Cassie’s laugh shifted the camera, shaking her on the screen like an earthquake. She looked away, and then back.

“They’re gone,” she said. In the pause afterward, her gaze shifted like she was looking for something. More words to say, maybe. “They’re gone.”

“Okay,” he said. A thousand different questions pressed forward, wanting to be asked. What happened? Who’s missing? What happened? But Murtry hadn’t asked him to find out, and Cassie didn’t need an interrogator. “Murtry’s talking to the captain.”

“I know,” Cassie said. “We had a lead. We found a hideout. Reeve took them out. I stayed back with the witness.”

“Is the witness there?”

“She’s sleeping now,” Cassie said. “I’m a security systems consultant, Havelock. I’m supposed to be figuring out optimal shift schedules and building the surveillance network. I don’t shoot people. That’s not my fucking pay grade.”

Havelock smiled, and Cassie smiled with him, a tear leaking out the side of her eye. For a moment they were both laughing, the horror and the fear transforming into something like exasperation. Something a little bit safer.

“I’m scared as hell,” Cassie said. “If they come for me too, I won’t be able to stop them. I’ve got the office locked down, but they could cut through the walls. They could blow the place up. I don’t know why we thought it was a good idea to be down here at all. After they blew the heavy shuttle, we should have hauled our butts back up the well and stayed there. We should have dropped rocks on them from fucking orbit.”

“The thing now is keeping you and the witness safe.”

“And how are you going to do that?” Cassie asked. Her voice was a challenge, but one that wanted to be answered. You can’t and Tell me that you can all at the same time.

“We’re working on that,” Havelock said.

“I don’t even have food in here,” Cassie said. “It’s all at the commissary. I’d kill for a sandwich. I really would. I’d kill for it.”

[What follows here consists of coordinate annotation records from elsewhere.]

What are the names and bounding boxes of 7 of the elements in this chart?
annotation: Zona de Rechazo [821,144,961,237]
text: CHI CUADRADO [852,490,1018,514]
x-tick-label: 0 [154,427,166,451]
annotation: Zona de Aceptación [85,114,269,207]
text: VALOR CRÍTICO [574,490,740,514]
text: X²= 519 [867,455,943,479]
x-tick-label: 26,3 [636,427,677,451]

Havelock tried to remember what they’d said in the workshop about talking with people who’d been traumatized. There was a list. Four things. The mnemonic was BEST. He couldn’t remember what any of the letters stood for.

“So,” he said. “I bet you’re pretty freaked out right now.”

“I’m not holding it together.”

“Yeah, it feels like that, but actually, you’re doing good just by not making it worse. That’s how people usually get it wrong when things go to hell. Overreact, escalate. All goes pear-shaped. You’re holed up and talking to us. Means you’ve got good instincts for this.”

“You’re making that shit up,” Cassie said. “I’m just this side of going catatonic.”

“Stay on this side, and that makes it a win. Seriously, though, you’re doing the right thing. Stay cool, and we’ll get on top of this. I know it feels like it’s all going to hell, but you’re going to be all right.”

“If I’m not —”

“You will be.”

“But if I’m not. If, right?”

“Okay,” Havelock said. “If.”

“Do me a favor. There’s a guy back on Europa. Hihiri Tipene. He’s a food engineer.”

“Okay.”

“Tell him I said I was sorry.”

She thinks she’s going to die, Havelock thought, and she may be right. The bright, coppery taste of fear flooded his mouth. The locals were killing RCE security, and she was the last one standing. He didn’t know anything about the state of play down there. For all he knew, there might be three tons of industrial explosive about to turn Cassie into a memory. Any moment, she could die, and he could watch her die and not be able to do anything about it.

“You’re going to tell him yourself,” he said gently. “And after this, it won’t even be scary.”

“I don’t know. You’ve never met Hihiri. Promise me?”

“Sure,” Havelock said. “I’ve got your back on this one.”

Cassie nodded. Another tear streaked down her cheek. He didn’t feel like he was doing a great job of keeping her from meltdown.

A tiny inset window appeared on the feed. Murtry’s security override.

“Hey there, Cass,” Murtry said. “I’ve talked to Captain Marwick, and we’re dropping a team to you. It’s going to take us a couple hours, though. Your job is to keep that civilian safe.”

Cassie’s voice trembled when she spoke, but it didn’t break. “There are forty of our people on the planet and two hundred of them. I’m one person. I can’t protect everyone.”

“You don’t have to,” Murtry said. “I’ve sent the lockdown notice. I’m coordinating the science teams. That’s on me. Your job is Doctor Okoye. You just keep her breathing until we’re down there, okay?”